Les instituteurs, je m’en méfie, dit l’armailli d’un air sérieux. les enseignants sont rois dans leur propre royaume. C’est dangereux. Tel Pilate, ils tendent le pouce vers le haut ou vers le bas. J’en ai soupé, des enseignants, dit l’armailli. Il avait eu un instituteur, neuf ans le même calöri, il portait une blouse blanche et frappait les enfants avec un bâton, comme des vaches. Il lui avait presque arraché une oreille. Depuis, il ne faisait plus confiance aux porteurs de blouse blanche et de costume noir.

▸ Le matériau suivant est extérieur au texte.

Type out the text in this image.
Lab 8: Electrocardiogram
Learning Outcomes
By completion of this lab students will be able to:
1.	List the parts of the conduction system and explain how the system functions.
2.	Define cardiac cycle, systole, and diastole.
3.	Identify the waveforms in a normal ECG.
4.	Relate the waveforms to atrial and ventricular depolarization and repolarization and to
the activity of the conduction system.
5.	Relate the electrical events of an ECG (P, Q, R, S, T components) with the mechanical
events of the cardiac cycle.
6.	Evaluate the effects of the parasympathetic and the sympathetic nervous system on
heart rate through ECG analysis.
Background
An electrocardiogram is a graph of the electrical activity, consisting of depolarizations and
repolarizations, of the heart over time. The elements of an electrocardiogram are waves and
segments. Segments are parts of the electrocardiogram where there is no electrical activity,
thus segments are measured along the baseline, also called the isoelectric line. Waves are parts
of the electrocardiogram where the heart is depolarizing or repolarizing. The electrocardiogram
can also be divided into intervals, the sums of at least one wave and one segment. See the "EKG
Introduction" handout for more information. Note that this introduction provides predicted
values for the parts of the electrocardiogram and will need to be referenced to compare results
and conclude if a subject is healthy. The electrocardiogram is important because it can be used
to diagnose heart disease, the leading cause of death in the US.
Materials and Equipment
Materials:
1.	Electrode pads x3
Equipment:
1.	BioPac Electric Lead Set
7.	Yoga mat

Par la juxtaposition de petites scènes, l’auteur dépeint la vie d’alpage de quatre protagonistes dans la Surselva grisonne. L’intérieur de chacun de ces petits textes, le plus souvent quelques lignes aux phrases courtes, résonne de sonorités répétitives qui soulignent la perpétuation des gestes ancestraux de “l’alpager”.
Le rythme du récit est entrecoupé par l’irruption de la vie moderne, notamment avec la visite des touristes qui tentent de figer cette vie alpestre fragile dans leurs appareils photographiques. En écho à cette incursion de la vie citadine répondent les aphorismes du vieil almanach qui souligne la mainmise de l’Église sur la région.
Écrit en romanche
sursilvan et en allemand, le livre joue sur les complémentarités des deux langues, sur le jeu des sonorités propres à l’une ou à l’autre. La traduction française présentée sur la même page que les versions originales permet de découvrir certains apports romans et germaniques à cette langue encore utilisée dans de nombreux villages, par les jeunes locuteurs également.

Neblas sco batlinis memia gronds sestendan sur las collinas muntagnardas ora. Il tgamin dalla hetta dalla starlera fema. Davon hetta spel begl schai il tgaun. El begl schai la starlera. Ella streha al tgaun sul tgau vi. Il resti vid la corda da resti semuenta el vent.

Des nappes de brouillard glissent comme des draps immenses sur les pentes de l’Alpe. La cheminée du chalet de la bergère fume. Le chien est couché devant le chalet, à côté de la fontaine. Dans la fontaine, est couchée la bergère. Elle caresse la tête du chien. Sur la corde, la lessive danse dans le vent.